Schifani blocca Berlusconi e Bossi: “Fini non è sfiduciabile, è incostituzionale”

Pubblicato il 10 Settembre 2010 11:57 | Ultimo aggiornamento: 10 Settembre 2010 13:13

Renato Schifani

Ormai sembra diventato un tormentone di Pdl e Lega: sfiduciare Fini in Parlamento, magari chiedere anche il voto dell’Aula su questo, andare da Napolitano e chiedere la testa del presidente della Camera. Ma oggi arriva proprio dal Pdl una voce fuori dal coro che blocca gli entusiasmi. E’ quella del presidente del Senato, Renato Schifani, che dice: Fini non si può sfiduciare, è incostituzionale.

”Per regolamento e Costituzione il presidente Fini non è sfiduciabile – osserva la seconda carica dello Stato – Esercita il suo ruolo con autorevolezza e imparzialità che gli viene riconosciuta. Altre sono le valutazioni politiche su cui il presidente del Senato non interviene. Sotto il profilo costituzionale e regolamentare il presidente della Camera non puo’ essere oggetto di sfiducia a meno che non si fosse macchiato di responsabilità delle quali non mi risulta essersi macchiato”.

Voto anticipato trauma per la democrazia. Il presidente del Senato dice anche no alla possibilità di un voto anticipato. ”Gli italiani chiedono l’attuazione del programma e pretendono governabilità – sostiene – Le elezioni anticipate sono sempre un trauma per la democrazia e vanno evitate a meno che non ci siano situazioni e circostanze tali e irreversibili che innescano una crisi irrisolubile. E’ chiaro che l’ultima parola spetta al capo dello Stato”. A chi gli chiede che ci sia più ottimismo rispetto alle scorse settimane Schifani risponde: ”Me lo auguro e spero di sì”.

”L’opinione pubblica – ricorda Schifani – chiede che venga realizzato il programma che ha votato; gli italiani non desiderano andare alle urne con cadenze troppo ravvicinate. Hanno gia’ scelto con il loro voto il governo, il premier, la maggioranza che ritenevano meglio li potesse rappresentare e chiedono governabilità con l’attuazione del programma da loro votato. Ogni interruzione anticipata della legislatura e’ un evento traumatico e deve trovare motivazioni e cause e circostanze gravi e irreversibili.

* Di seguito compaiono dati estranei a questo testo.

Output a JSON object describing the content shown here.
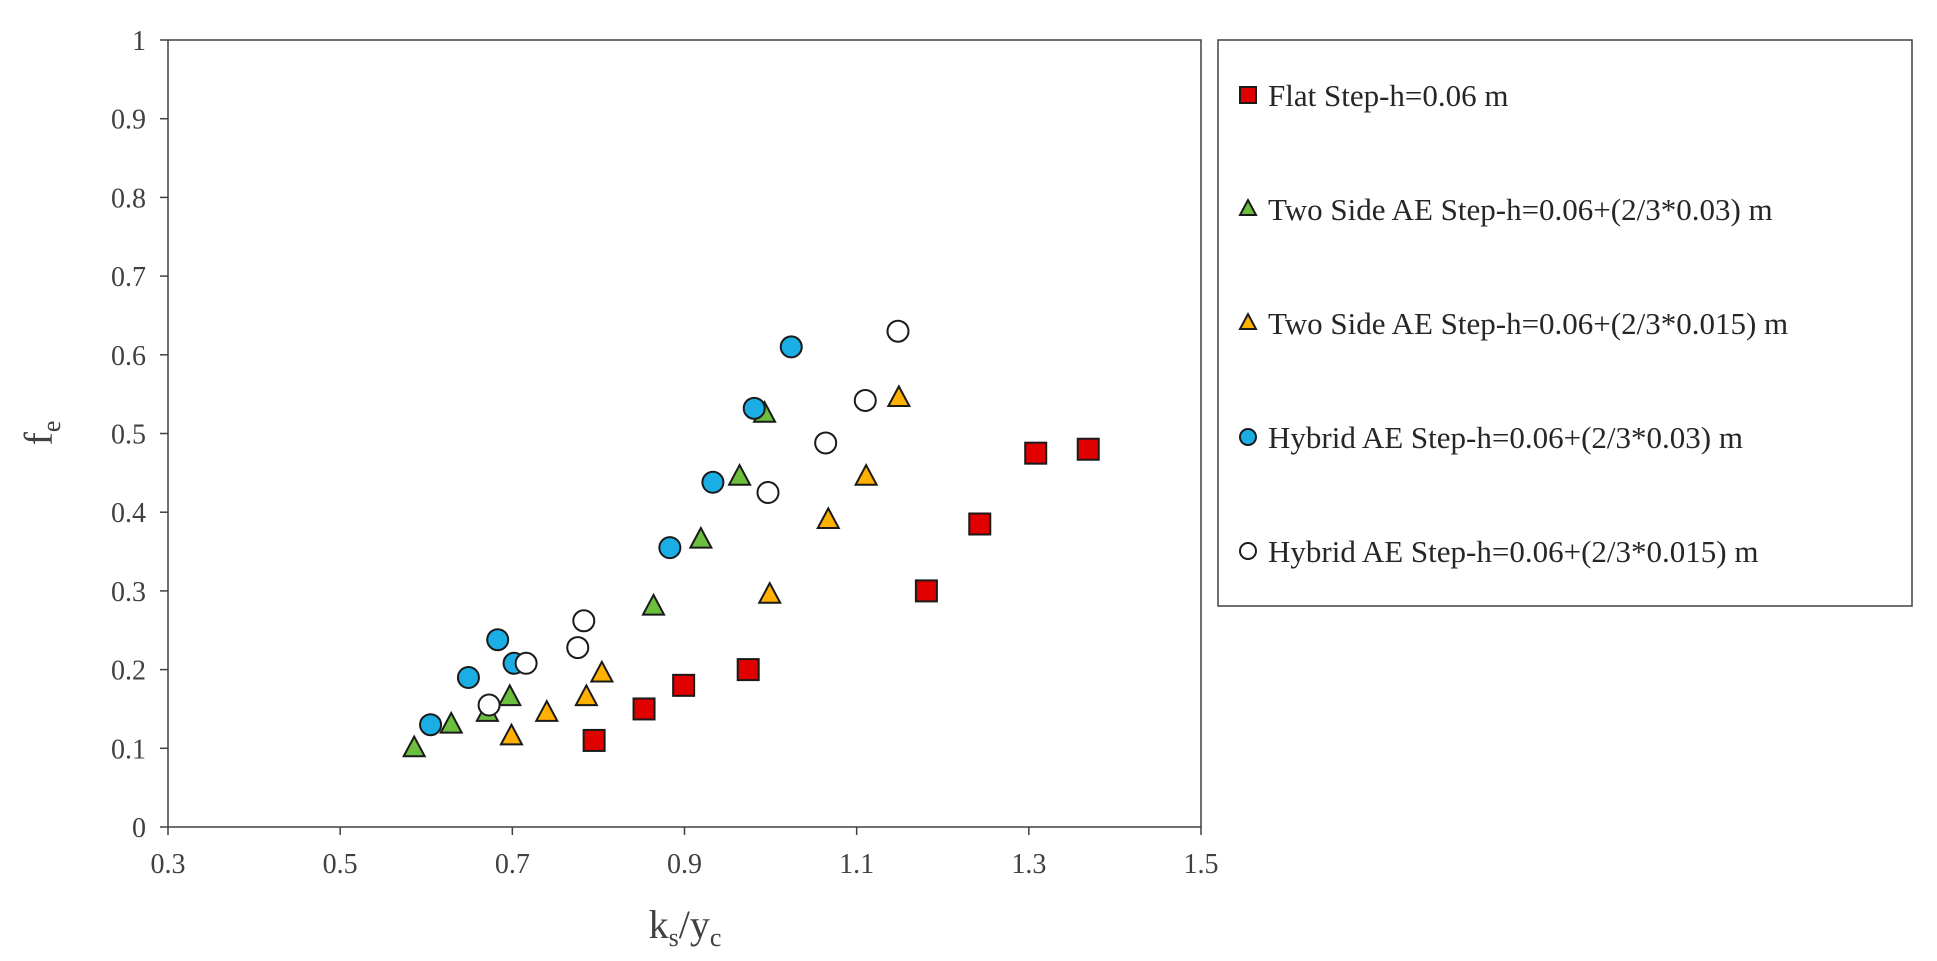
{
  "chart_data": {
    "type": "scatter",
    "title": "",
    "xlabel": {
      "main": "k",
      "sub1": "s",
      "sep": "/y",
      "sub2": "c"
    },
    "ylabel": {
      "main": "f",
      "sub": "e"
    },
    "xlim": [
      0.3,
      1.5
    ],
    "ylim": [
      0,
      1
    ],
    "xticks": [
      "0.3",
      "0.5",
      "0.7",
      "0.9",
      "1.1",
      "1.3",
      "1.5"
    ],
    "xtick_values": [
      0.3,
      0.5,
      0.7,
      0.9,
      1.1,
      1.3,
      1.5
    ],
    "yticks": [
      "0",
      "0.1",
      "0.2",
      "0.3",
      "0.4",
      "0.5",
      "0.6",
      "0.7",
      "0.8",
      "0.9",
      "1"
    ],
    "ytick_values": [
      0,
      0.1,
      0.2,
      0.3,
      0.4,
      0.5,
      0.6,
      0.7,
      0.8,
      0.9,
      1
    ],
    "legend_position": "right",
    "series": [
      {
        "name": "Flat Step-h=0.06 m",
        "marker": "square",
        "color": "#e00000",
        "points": [
          [
            0.795,
            0.11
          ],
          [
            0.853,
            0.15
          ],
          [
            0.899,
            0.18
          ],
          [
            0.974,
            0.2
          ],
          [
            1.181,
            0.3
          ],
          [
            1.243,
            0.385
          ],
          [
            1.308,
            0.475
          ],
          [
            1.369,
            0.48
          ]
        ]
      },
      {
        "name": "Two Side AE Step-h=0.06+(2/3*0.03) m",
        "marker": "triangle",
        "color": "#6cbf3c",
        "points": [
          [
            0.586,
            0.1
          ],
          [
            0.629,
            0.13
          ],
          [
            0.671,
            0.145
          ],
          [
            0.697,
            0.165
          ],
          [
            0.864,
            0.28
          ],
          [
            0.919,
            0.365
          ],
          [
            0.964,
            0.445
          ],
          [
            0.993,
            0.525
          ]
        ]
      },
      {
        "name": "Two Side AE Step-h=0.06+(2/3*0.015) m",
        "marker": "triangle",
        "color": "#ffb000",
        "points": [
          [
            0.699,
            0.115
          ],
          [
            0.74,
            0.145
          ],
          [
            0.786,
            0.165
          ],
          [
            0.804,
            0.195
          ],
          [
            0.999,
            0.295
          ],
          [
            1.067,
            0.39
          ],
          [
            1.111,
            0.445
          ],
          [
            1.149,
            0.545
          ]
        ]
      },
      {
        "name": "Hybrid AE Step-h=0.06+(2/3*0.03) m",
        "marker": "circle",
        "color": "#1aaee4",
        "points": [
          [
            0.605,
            0.13
          ],
          [
            0.649,
            0.19
          ],
          [
            0.683,
            0.238
          ],
          [
            0.702,
            0.208
          ],
          [
            0.883,
            0.355
          ],
          [
            0.933,
            0.438
          ],
          [
            0.981,
            0.532
          ],
          [
            1.024,
            0.61
          ]
        ]
      },
      {
        "name": "Hybrid AE Step-h=0.06+(2/3*0.015) m",
        "marker": "circle",
        "color": "#ffffff",
        "points": [
          [
            0.673,
            0.155
          ],
          [
            0.716,
            0.208
          ],
          [
            0.776,
            0.228
          ],
          [
            0.783,
            0.262
          ],
          [
            0.997,
            0.425
          ],
          [
            1.064,
            0.488
          ],
          [
            1.11,
            0.542
          ],
          [
            1.148,
            0.63
          ]
        ]
      }
    ]
  }
}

Troppe tensioni dilaniano inutilmente il Paese – prosegue – che in questo momento ha bisogno di vedere risolti i problemi che la crisi economica ha posto sul tappeto”.

Faro di ogni scelta è la Costituzione. ”Punto di partenza e faro per ogni scelta – aggiunge Schifani – è e rimane la Costituzione tirata in ballo durante questa calda estate con ragionamenti e riflessioni ma soprattutto interpretazioni piu’ o meno condivisibili. In questa disputa accesa e a volte priva dei necessari contenuti giuridici, abbiamo assistito a dichiarazioni eterogenee, contrastanti tra loro, univoche solo per appartenenza ideologica e partitica sulle quali mi sembra opportuno cercare di dare chiarezza. Ognuna di queste dichiarazioni – aggiunge ancora – attribuisce alla Costituzione contenuti, interpretazioni, che nascono da esperienze maturate nel corso degli anni e che tengono conto di situazioni tra loro eterogenee dettate dalle diverse leggi elettorali che si sono succedute nel tempo”.

Napolitano punto di riferimento. ”Il presidente Napolitano – continua il presidente del Senato – ha da sempre svolto il suo alto incarico con assoluta trasparenza, autentico equilibrio, ferma saggezza. Ha garantito la funzionalità del sistema. E’ e rimane un punto di riferimento fondamentale a maggior ragione in momenti di turbolenza politica quando diviene indispensabile la sua posizione terza che guardi con vera obiettività al bene del Paese. A lui va pertanto la nostra stima e fiducia”.

Sempre possibili ampie convergenze. ”Dobbiamo bandire interessi personali e contrapposizioni sterili fine a se stesse e improduttive – sottolinea la seconda carica dello Stato – Noi dobbiamo onorare il patto che abbiamo stipulato con gli italiani, perche’ senza riforme il Paese si siede e invecchia. E ampie convergenze sono sempre possibili e virtuose, soprattutto per le riforme; il bene del popolo italiano sopra tutto, prima di tutto”.